Regaining Confidence
What happens when you lose confidence in yourself? It’s easy to slip into doubt and despondency when you attempt something you haven’t done before. I admit that drawing is not my strong point. I am not an illustrator or an artist who can paint realistic pictures. To get around that I started photography, then moved into printmaking and collage. It’s how I’ve got by, until now.
I used to have a daily practice of creating an artwork. It lasted for ten years with six months off in 2016. This year I abandoned my practice in March and haven’t gone back to it. I felt it was getting stale and I wasn’t enjoying it. Now I see how valuable it was.
Doing a small art piece everyday helps you feel ‘in the flow’. It’s like exercise or music, you need to practise to have a practice. I discovered how rusty I was at making a semblance of a map for the book I am creating as part of my final Arts and Place Masters project.
I needed a map of the places I am investigating in Pottsville. I started by printing out maps of the area onto mud marked paper. They didn’t work. Then I tried to draw a map with all the subdivision houses and streets. Totally out of proportion. I took a break!
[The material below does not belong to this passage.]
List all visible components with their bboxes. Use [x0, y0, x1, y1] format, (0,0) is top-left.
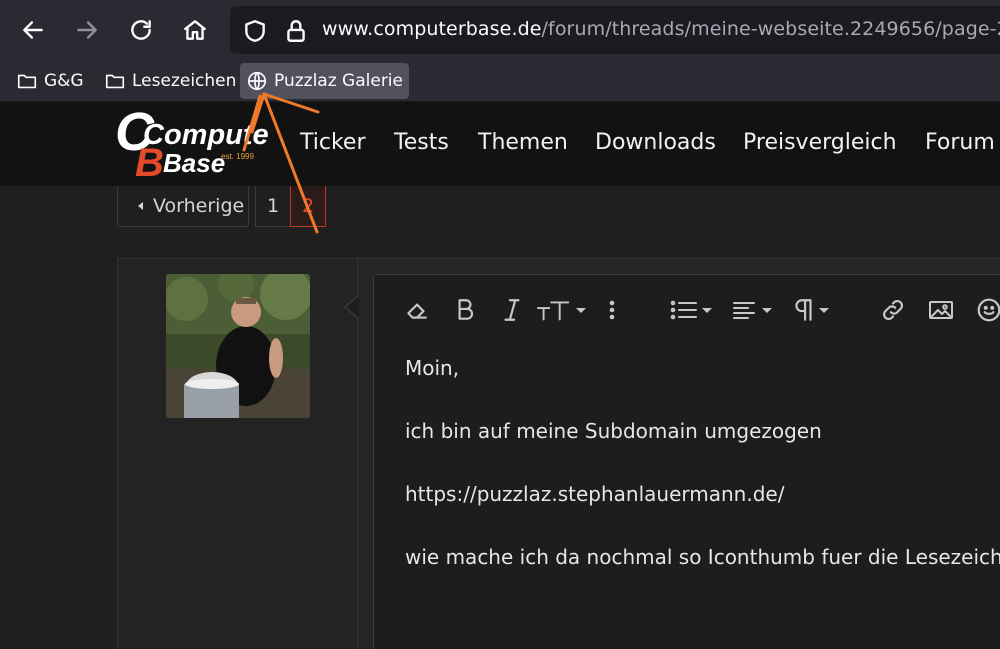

After a trip to Brisbane where I saw a fantastic map of the Brisbane River, I tried again using inks to mark out the creeks. Some of the inks had gone syrupy in their bottles from underuse and the lines were wonky and overbright. I then tried watercolour which was somewhat an improvement. I knew I was overthinking so I did a quick sketch in my notebook. Much better, but it was portrait orientation, not landscape.
Fifth time lucky! I copied the sketch using inktense pencils and watercolour. It looked too wishy washy. I’ve been playing around with overlayering and thought this might strengthen the image. I found a photo of the creek with sunlight upon it that I had taken the other morning. Layering it with the map made it a little translucent. It’s definitely not perfect but I don’t think I can improve on it any further before the print deadline.
Which brings me back to my realisation that I need to resume my daily practice. Starting January 1st I’ll begin again, this time creating with watercolours so I can become more confident in using them. It’s a whole field I have never really explored. Maybe I’ll even take a course in beginner watercolours in 2024. It’s a positive step forward to regain my confidence.